Hi,
Thank you for your response,
I self-host a Minio block storage on my HDD array so backing up to parquet files is just a matter of sending a temp file to S3 compatible endpoint.
If I mount an HDD array, I need to create another volume on Docker, pass the stuff through and then config tablespace from postgres console. In addition, I have a daily backup of the whole instance in the same array, so it does not make sense to pass HDD array to expand the docker volume and also backup on that array. If one in two machine die, I would like to have an intact version somewhere.
Here is my configure of compression:
class MCKRecordCandles(Base):
__tablename__ = "mck_record_candle"
id = Column(Integer, primary_key=True, nullable=False)
mck_id = Column(Integer(), ForeignKey("mck.id"))
mck = relationship("MCK", back_populates="mck_record_candle")
trade_time = Column(DateTime, nullable=False, index=True)
trade_date = Column(DateTime, nullable=False, index=True)
open_price = Column(Float, nullable=False)
close_price = Column(Float, nullable=False)
high_price = Column(Float, nullable=False)
low_price = Column(Float, nullable=False)
volume = Column(Float, nullable=False)
value = Column(Float, nullable=False)
interval = Column(String, default="1m", server_default="1m", nullable=False)
The hypertable is partition by trade_date. Default interval (7 days I believe). The ingestion speed is around 200 to 300 rows per sec for this table.
The compression is segment by mck_id (stock_id) (a foreign key to a table that hold stock information)

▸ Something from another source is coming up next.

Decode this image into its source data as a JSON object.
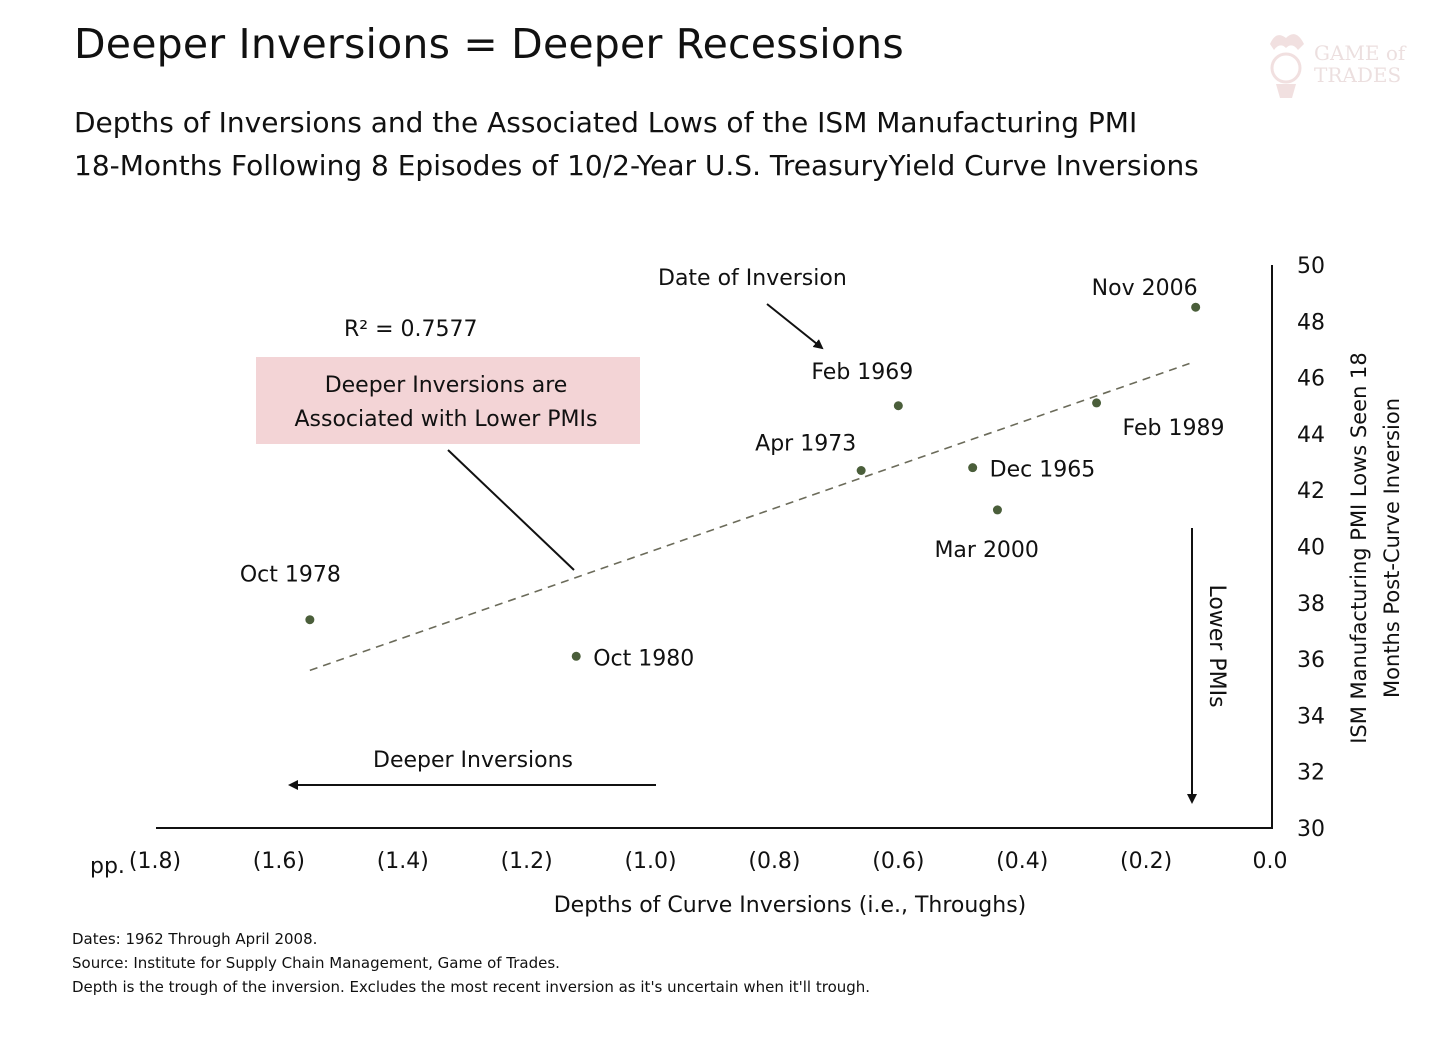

I only use 1 segment (although I also need to search by “interval”), but when I try segment by mck_id and interval, I get the error that interval already used for order.
Nevertheless, the more segment I use the more speed I may gain but I will also use more storage I believe.
Therefore, I believe export parquet files and save it somewhere will be the most feasible solution I have. With the current speed, I will store 1 year of data on hot access SSD.
Beside that, I also have 8 comparable hyper-tables in the same db, if it is somehow a problem.